District Court Erred in Denying American Pipe Tolling to Individual Plaintiffs who had Filed Lawsuits Prior to Court Ruling on Class Certification Motion in Securities Class Action, because as Matter of First Impression Class Action Complaint Tolled Statute of Limitations even as to Claims by all Putative Class Members Regardless of Whether They had Filed Individual Lawsuits Second Circuit Holds
Hundreds of individual and class action lawsuits were filed in state and federal courts against WorldCom and various bond underwriters, each of which ultimately found their way to the United States District Court for the Southern District of New York. In re WorldCom Sec. Litig., 496 F.3d 245, 2007 WL 2127874, *1 (2d Cir. 2007). After the district court certified a class action, defense attorneys for certain bond underwriters moved to dismiss the individual actions on the ground that they were time-barred because they had been added as named defendants after the limitations period had expired, id. Plaintiffs argued that the limitations period was tolled as to later-named defendants even though they had filed individual actions prior to a court ruling on whether to certify a class action, id. The district court agreed with defense attorneys, ruling that the plaintiffs’ claims were not tolled. The Second Circuit reversed, holding that even though plaintiffs had filed their individual lawsuits prior to the district court’s ruling on class certification, their claims were tolled under American Pipe & Construction Co. v. Utah, 414 U.S. 538 (1974), during the pendency of the class action litigation.
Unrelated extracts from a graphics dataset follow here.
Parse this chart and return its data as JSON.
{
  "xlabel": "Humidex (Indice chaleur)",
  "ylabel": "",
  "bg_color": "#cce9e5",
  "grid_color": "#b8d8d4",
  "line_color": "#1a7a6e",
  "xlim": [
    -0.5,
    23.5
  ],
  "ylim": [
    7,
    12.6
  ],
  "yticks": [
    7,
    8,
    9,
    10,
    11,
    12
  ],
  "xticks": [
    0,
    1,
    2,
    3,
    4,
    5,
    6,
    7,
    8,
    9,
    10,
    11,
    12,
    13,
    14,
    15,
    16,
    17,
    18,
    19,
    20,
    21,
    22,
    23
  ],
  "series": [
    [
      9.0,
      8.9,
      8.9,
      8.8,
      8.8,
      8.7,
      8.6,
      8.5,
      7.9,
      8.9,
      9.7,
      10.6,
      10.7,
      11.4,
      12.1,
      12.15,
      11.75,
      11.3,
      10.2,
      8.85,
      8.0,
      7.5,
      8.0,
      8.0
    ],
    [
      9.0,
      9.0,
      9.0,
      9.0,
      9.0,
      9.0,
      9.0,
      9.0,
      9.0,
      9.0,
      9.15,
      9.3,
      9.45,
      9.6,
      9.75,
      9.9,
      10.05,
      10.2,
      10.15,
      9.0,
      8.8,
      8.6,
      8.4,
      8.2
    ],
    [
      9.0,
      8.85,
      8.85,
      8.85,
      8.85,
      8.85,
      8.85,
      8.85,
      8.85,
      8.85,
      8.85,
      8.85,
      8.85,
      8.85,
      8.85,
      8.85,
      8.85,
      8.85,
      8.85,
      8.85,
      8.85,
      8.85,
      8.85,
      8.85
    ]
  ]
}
The district court summarized the facts underlying this litigation as follows: “For many years, WorldCom grew by acquisitions. By 1998, it had acquired more than sixty companies in transactions valued at over $70 billion.... In early 2000, however, its attempt to acquire Sprint collapsed. During this period of acquisition-driven expansion, WorldCom had used accounting devices to inflate its reported earnings. Senior WorldCom management instructed personnel in the company's controller's office on a quarterly basis to falsify WorldCom's books to reduce WorldCom's reported costs and thereby to increase its reported earnings. When the pace of acquisitions slowed, it added new strategies to disguise a decline in its revenues. In 2002, however, the scheme collapsed.” In re WorldCom, Inc. Sec. Litig., 294 F.Supp.2d 392, 400 (S.D.N.Y. 2003). In April 2002, the first class action lawsuit was filed against WorldCom, and a few months later, on June 25, “WorldCom admitted publicly that it had previously issued false and misleading financial statements” and that “it had overstated earnings and had falsely reported ordinary costs as capital expenditures.” In re WorldCom, 2007 WL 2127874 at *2. Soon after making these admissions WorldCom filed bankruptcy. Id. These admissions spawned dozens of securities class action lawsuits - transferred in August 2002 to the Southern District of New York by the Judicial Panel on Multidistrict Litigation - and hundreds of individual lawsuits. Id. Between July 2002 and October 2003, more than 100 pension funds filed individual lawsuits against WorldCom in state courts; the actions were ultimately removed to federal court under 28 U.S.C. § 1452(a) by virtue of WorldCom’s bankruptcy filing; in May 2003, these individual actions were consolidated with the class actions id.
A state-court class action was filed on April 21, 2003, in Alaska state court against several underwriters of WorldCom bonds; the class action was removed to the Southern District of New York in August 2003, and the following month, on September 24, 2003, the class action complaint was amended to name additional bond underwriters as defendants, among these the “Caboto defendants,” for violations of § 11 of the Securities Act but these allegations were “not based on fraud, but rather on negligence and strict liability for registration statements containing untrue statements of material fact.” In re WorldCom, 2007 WL at *3.